Posted by Kent Lassman at 12:47 PM
It is difficult to define federalism in a sentence or two. Today at NRO, Ramesh Ponnuru writes,
It can be defended as a way of ensuring choice, competition, and accountability. It may be regarded as a structural means of maximizing freedom and minimizing dangers to it. It may be seen as a way of realizing the goal of subsidiarity, the principle that responsibilities should be discharged by the smallest unit competent to do them. Or it can be valued as a way of encouraging experimentation with different policies (possibly as a prelude to national adoption of the successful ones). It may leave a larger number of people satisfied with the policies they live under than would be the case if a uniform national policy had to be adopted. It may be thought that the appropriate laws for a state depend on its particular characteristics. Or that it promotes a kind of civic engagement that cannot take place at higher levels of government. No doubt other reasons to support federalism can be added to this list.

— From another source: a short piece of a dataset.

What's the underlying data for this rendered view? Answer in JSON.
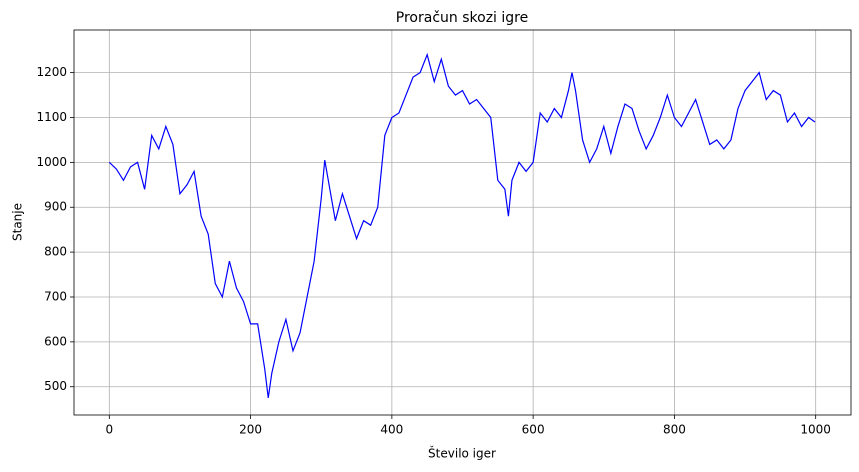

While I like Ramesh immensely, I rarely enjoy the type of internal-to-the-conservative-movement arguments at which he excels. Today we have an exception. Federalism is all the things he describes, and more. Foremost, federalism is a means of organization. It is a means, not an end. So when he uses words like “a structural means,” “way of realizing,” a way of encouraging,” and “it promotes” he is right on target. Federalists recognize a blending of powers between branches and levels of government. This means of organization fragments and distributes power (promoting liberty) as well as qualitatively improves the distribution of government services (promoting justice).
Ponnuru chides conservatives for not making better arguments for their view of federalism. I wonder if any arguments are being made for federalism or rather, if it more often serves as a fig leaf to give a whiff of principled constitutionalism to the everyday arguments about policy outcomes.